19. Yüzyılda altı büyük pandemi yapan kolera, 1817'de Hindistan'da ortaya çıkmış, 1831'de Avrupa'ya gelmiş ve ondan sonra bütün dünyaya yayılmıştır. Koleranın kirli sulardan kaynaklandığına dikkati çeken Prof. Dr. Nuran Yıldırım, 19. Yüzyılda şehir hijyeni bilinmediğinden içme sularının sağlandığı nehirlere ve derelere kanalizasyonların verildiğini, böylece kirlenen içme suları nedeniyle koleranın salgınları ve pandemileri çıktığını ifade etti. Yıldırım, koleranın kirli sularla bulaştığını ilk olarak John Snow adındaki İngiliz hekimin ileri sürdüğünü fakat bilim dünyasında tam kabul görmediğini belirttikten sonra, koleranın etkeni olan bakterinin Robert Koch tarafından 1883 yılında keşfedildiğini, ancak ondan sonra ortaya konan bilimsel mücadele yöntemleriyle pandemilerin 1923 yılında sona erdiğini anlattı.

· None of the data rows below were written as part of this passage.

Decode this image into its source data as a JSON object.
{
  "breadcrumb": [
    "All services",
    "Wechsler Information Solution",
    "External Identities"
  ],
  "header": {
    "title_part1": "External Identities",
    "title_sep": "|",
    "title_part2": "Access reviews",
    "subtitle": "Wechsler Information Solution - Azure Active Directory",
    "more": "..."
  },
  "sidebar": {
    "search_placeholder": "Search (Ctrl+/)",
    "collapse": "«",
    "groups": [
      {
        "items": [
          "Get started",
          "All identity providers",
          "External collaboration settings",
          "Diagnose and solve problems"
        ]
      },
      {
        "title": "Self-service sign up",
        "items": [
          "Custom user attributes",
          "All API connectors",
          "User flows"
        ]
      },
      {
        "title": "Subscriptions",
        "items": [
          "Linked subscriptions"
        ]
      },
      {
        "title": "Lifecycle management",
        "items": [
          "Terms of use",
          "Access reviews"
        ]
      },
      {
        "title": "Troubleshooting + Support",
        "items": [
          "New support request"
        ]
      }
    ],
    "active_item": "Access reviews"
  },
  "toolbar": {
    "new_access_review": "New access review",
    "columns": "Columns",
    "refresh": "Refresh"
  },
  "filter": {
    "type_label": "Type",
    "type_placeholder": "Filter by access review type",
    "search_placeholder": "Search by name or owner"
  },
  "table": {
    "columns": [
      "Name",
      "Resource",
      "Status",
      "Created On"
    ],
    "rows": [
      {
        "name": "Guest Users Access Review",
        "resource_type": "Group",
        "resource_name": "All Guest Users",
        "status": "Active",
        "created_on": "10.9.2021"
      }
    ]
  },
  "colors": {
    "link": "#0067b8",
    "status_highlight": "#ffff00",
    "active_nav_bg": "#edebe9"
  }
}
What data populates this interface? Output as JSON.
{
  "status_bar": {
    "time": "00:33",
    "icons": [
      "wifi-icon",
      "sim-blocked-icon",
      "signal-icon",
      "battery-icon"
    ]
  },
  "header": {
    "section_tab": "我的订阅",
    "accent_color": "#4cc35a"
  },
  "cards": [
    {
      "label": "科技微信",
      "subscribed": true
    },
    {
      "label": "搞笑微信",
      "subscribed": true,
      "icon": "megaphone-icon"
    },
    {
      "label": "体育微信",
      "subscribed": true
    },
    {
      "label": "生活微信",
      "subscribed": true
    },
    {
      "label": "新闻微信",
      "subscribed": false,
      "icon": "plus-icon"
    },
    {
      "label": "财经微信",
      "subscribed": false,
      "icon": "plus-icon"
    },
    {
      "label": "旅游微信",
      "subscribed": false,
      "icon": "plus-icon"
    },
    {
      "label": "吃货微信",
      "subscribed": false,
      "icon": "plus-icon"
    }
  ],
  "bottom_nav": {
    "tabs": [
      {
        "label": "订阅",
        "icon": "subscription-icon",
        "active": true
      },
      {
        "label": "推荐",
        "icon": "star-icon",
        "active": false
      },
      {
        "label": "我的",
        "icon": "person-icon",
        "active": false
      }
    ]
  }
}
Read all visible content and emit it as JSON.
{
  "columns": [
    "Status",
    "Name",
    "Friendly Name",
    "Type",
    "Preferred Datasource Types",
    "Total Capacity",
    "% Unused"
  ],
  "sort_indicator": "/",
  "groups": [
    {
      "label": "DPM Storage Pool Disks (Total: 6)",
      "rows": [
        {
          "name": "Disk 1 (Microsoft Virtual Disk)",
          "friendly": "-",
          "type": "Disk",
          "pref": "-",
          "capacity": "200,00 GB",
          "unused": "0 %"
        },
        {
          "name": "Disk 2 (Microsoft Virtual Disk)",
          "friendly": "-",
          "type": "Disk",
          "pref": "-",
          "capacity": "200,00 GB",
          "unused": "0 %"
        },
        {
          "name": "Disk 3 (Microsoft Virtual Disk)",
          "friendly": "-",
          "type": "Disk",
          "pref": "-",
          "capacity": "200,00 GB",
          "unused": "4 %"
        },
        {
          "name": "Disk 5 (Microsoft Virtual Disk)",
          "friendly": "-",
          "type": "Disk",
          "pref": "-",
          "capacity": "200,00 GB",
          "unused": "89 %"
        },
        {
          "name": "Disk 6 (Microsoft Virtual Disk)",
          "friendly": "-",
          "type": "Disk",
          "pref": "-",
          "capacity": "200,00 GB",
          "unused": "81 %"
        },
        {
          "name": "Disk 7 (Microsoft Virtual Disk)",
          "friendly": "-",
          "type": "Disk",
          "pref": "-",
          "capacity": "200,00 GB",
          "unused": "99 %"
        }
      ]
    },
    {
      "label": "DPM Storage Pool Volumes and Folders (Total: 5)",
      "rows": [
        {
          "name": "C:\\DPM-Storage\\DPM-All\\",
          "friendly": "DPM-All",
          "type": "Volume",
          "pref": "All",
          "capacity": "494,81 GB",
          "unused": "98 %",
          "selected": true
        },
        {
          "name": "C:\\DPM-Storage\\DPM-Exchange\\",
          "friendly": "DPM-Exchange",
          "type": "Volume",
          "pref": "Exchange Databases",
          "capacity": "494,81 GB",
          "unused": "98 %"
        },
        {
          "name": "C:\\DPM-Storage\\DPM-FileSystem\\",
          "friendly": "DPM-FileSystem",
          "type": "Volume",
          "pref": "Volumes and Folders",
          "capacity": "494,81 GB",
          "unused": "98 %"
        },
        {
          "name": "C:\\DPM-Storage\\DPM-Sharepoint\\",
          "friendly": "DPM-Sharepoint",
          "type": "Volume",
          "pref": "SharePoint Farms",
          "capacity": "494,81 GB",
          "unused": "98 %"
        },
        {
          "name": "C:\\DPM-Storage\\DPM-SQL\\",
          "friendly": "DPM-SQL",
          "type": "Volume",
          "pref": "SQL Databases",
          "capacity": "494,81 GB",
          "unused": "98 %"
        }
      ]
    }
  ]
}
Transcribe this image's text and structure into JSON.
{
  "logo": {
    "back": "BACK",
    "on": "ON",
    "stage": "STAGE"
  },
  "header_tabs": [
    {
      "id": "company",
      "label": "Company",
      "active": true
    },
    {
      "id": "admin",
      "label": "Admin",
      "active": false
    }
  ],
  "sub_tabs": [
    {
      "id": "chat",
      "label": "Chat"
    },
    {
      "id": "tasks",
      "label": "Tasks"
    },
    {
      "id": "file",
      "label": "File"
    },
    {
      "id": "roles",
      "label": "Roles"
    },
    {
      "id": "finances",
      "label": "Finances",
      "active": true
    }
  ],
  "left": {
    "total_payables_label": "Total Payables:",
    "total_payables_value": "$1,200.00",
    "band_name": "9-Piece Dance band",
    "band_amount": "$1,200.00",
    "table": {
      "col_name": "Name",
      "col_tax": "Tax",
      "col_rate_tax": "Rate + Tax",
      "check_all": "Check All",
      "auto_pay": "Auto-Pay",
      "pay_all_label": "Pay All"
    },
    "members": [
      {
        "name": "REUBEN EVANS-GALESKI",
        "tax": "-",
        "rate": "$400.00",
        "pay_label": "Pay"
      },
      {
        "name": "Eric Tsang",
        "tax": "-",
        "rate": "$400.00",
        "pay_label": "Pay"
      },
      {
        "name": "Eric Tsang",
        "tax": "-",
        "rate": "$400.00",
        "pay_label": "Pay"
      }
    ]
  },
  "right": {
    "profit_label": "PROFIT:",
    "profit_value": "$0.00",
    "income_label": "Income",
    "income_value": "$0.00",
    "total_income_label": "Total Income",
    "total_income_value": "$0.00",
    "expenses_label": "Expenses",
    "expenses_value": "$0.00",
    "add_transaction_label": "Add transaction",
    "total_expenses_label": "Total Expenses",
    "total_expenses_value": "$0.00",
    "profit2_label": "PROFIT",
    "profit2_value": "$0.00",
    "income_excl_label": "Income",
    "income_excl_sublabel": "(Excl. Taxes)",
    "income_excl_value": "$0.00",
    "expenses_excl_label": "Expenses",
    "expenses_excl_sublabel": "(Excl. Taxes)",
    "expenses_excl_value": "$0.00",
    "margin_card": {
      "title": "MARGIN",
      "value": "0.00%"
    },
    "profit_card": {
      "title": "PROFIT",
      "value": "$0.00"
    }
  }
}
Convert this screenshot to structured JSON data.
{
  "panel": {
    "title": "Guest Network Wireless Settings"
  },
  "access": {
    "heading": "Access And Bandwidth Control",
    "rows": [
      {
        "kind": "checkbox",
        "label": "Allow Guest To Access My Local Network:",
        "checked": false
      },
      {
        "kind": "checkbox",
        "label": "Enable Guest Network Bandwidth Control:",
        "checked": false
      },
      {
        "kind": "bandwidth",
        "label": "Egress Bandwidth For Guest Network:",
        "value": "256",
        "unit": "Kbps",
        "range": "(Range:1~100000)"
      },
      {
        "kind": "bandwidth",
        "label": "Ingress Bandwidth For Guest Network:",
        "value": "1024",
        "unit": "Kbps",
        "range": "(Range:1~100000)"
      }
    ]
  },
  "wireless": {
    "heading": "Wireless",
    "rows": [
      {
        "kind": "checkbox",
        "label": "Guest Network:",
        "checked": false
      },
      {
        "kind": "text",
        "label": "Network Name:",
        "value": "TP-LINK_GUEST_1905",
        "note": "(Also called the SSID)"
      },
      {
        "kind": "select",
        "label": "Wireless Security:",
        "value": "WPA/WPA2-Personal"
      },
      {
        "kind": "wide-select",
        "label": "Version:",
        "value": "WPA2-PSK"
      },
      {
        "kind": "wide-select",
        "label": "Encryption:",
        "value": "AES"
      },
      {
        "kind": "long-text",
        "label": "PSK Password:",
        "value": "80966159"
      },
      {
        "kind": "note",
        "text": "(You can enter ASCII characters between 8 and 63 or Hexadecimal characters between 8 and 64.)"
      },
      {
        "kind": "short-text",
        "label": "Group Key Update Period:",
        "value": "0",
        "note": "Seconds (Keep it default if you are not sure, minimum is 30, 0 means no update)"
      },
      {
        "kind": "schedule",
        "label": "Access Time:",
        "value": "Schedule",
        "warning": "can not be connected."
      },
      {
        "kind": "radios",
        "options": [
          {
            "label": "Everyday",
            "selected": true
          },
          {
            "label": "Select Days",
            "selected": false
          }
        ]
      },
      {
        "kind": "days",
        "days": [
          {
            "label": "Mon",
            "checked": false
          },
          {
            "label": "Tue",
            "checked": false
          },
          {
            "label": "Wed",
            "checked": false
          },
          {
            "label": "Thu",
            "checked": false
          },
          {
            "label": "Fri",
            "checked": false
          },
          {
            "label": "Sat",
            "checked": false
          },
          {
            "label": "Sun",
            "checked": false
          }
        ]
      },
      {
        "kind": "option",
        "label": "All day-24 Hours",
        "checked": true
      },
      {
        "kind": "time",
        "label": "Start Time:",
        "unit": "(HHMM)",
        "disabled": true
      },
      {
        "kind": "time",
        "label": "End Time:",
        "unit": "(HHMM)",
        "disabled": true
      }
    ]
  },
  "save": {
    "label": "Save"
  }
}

Birinci Dünya Savaşını Bitiren Hastalık 'İspanyol Gribi'

İnfluenza ya da İspanyol Gribi olarak bilinen hastalık, bütün zamanların en korkunç pandemilerinden biridir. I. Dünya Savaşı sürerken Amerika Birleşik Devletleri'nde, Kansas'taki bir askeri garnizonda başlamış, akciğer tutulumu nedeniyle kısa sürede kaybedilen askerlerin zatürreden öldüğü zannedilmişti. Amerika askerlerini savaşa katılmaları için gemilerle Fransa'ya göndermiş, askerle limana çıktıktan kısa bir süre sonra hastalık hızla bütün dünyaya yayılmıştır.  50 milyondan fazla insanı öldürdüğü düşünülen influenzanın, üç büyük dalga halinde gerçekleştiğini ileten Prof. Dr. Yıldırım, “Bazı kaynaklar bu pandeminin, I. Dünya Savaşı'nın bitirdiğini ileri sürmektedir" dedi. İspanyol gribinin virüsü, Alaska'daki buzul topraklara gömülü kurbanların akciğerlerinden alınan parçalar üzerinde yapılan çalışmalar sonunda tespit edilmiş, virüs laboratuvar ortamında dizilenerek yeniden yapılandırılıp incelenmiştir (2005).